The yield on the benchmark 10-year note hit a high of 3.232 per cent following data released the previous day that was seen as increasing the odds a payrolls report due today would also be stronger than expected.

Stocks, in turn, have fallen broadly. The Dow Jones Industrial Average fell 212.4 points, or 0.79 per cent, to 26,615.99, the S&P 500 lost 20.51 points, or 0.70 per cent, to 2,905 and the Nasdaq Composite dropped 108.74 points, or 1.35 per cent, to 7,916.35.

The pan-European FTSEurofirst 300 index lost 0.99 per cent and MSCI's gauge of stocks across the globe gained 0.02 per cent.

The surge in Treasury yields has also prompted a rise in government bond yields across the globe.

"We saw very large overnight volumes during both the Tokyo and London trading hours, which was a catch-up in foreign sovereign markets to the very large sell-off in US Treasuries yesterday," said Jon Hill, US rates strategist at BMO Capital Markets.

Eurozone bond yields rose sharply, tracking their US counterparts, while the ‘trans-Atlantic spread’ between United States and German 10-year bond yields hit a three-decade high of around 275 bps.
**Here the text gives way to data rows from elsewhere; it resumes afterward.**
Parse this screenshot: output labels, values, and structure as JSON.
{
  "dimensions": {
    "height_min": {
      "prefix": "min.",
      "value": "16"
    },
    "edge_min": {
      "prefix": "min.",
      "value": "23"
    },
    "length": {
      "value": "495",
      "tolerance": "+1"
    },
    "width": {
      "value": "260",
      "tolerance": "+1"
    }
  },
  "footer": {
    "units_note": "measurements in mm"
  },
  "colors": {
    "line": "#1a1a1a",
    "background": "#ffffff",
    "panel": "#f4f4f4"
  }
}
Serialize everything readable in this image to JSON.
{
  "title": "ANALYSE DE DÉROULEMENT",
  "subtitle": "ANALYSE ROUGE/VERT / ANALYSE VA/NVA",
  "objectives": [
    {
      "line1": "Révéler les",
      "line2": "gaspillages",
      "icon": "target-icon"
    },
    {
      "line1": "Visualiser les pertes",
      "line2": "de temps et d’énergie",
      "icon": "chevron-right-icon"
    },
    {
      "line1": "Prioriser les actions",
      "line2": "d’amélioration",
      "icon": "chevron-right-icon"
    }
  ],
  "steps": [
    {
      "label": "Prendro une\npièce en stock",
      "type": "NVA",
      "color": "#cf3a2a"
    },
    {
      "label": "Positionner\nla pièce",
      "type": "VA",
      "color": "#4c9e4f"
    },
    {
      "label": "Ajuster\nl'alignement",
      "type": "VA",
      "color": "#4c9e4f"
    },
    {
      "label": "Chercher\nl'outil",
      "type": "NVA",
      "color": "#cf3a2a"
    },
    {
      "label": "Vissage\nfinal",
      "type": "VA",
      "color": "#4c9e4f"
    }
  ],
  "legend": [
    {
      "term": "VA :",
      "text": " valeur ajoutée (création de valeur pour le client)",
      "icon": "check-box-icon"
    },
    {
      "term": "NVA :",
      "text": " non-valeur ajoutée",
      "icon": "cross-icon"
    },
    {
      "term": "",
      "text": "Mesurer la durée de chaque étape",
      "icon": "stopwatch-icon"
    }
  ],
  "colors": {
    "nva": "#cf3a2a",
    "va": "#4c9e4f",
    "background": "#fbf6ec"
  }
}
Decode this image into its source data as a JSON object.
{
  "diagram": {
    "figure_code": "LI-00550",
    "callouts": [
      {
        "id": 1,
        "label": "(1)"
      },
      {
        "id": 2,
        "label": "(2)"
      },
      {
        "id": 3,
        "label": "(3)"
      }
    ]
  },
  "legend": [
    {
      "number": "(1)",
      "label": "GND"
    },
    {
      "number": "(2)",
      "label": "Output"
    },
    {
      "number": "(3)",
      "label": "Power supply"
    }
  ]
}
The US dollar weakened against the euro but lingered near recent 11-month highs as investors digested US economic data and Powell's remarks.

The dollar index fell 0.06 per cent, with the euro up 0.28 per cent to $1.1508.

The exception of the day was Italy, where borrowing costs dropped for a second day after the government said it would cut budget deficit targets from 2020 and reduce its debt over the next three years.

Prime Minister Giuseppe Conte on Wednesday confirmed a deficit target of 2.4 per cent of gross domestic product in 2019 and said it would fall to 2.1 per cent in 2020 and 1.8 per cent in 2021.

The estimates for 2020 and 2021 were lower than those initially reported, bringing further relief to bond markets rattled by the new government's plans to ramp up spending.

Oil slipped but held near four-year highs, supported by the imminent loss of Iranian supply through US sanctions, but also tempered by the prospect of a rapid production increase from Saudi Arabia and Russia.

Brent crude futures fell 64 cents to $85.65 a barrel, a 0.7 per cent loss, by 11:44 a.m. EDT, having risen to a late 2014 high of $86.74 on Wednesday.

West Texas Intermediate (WTI) crude futures fell 93 cents to $75.48 a barrel, a 1.2 per cent loss.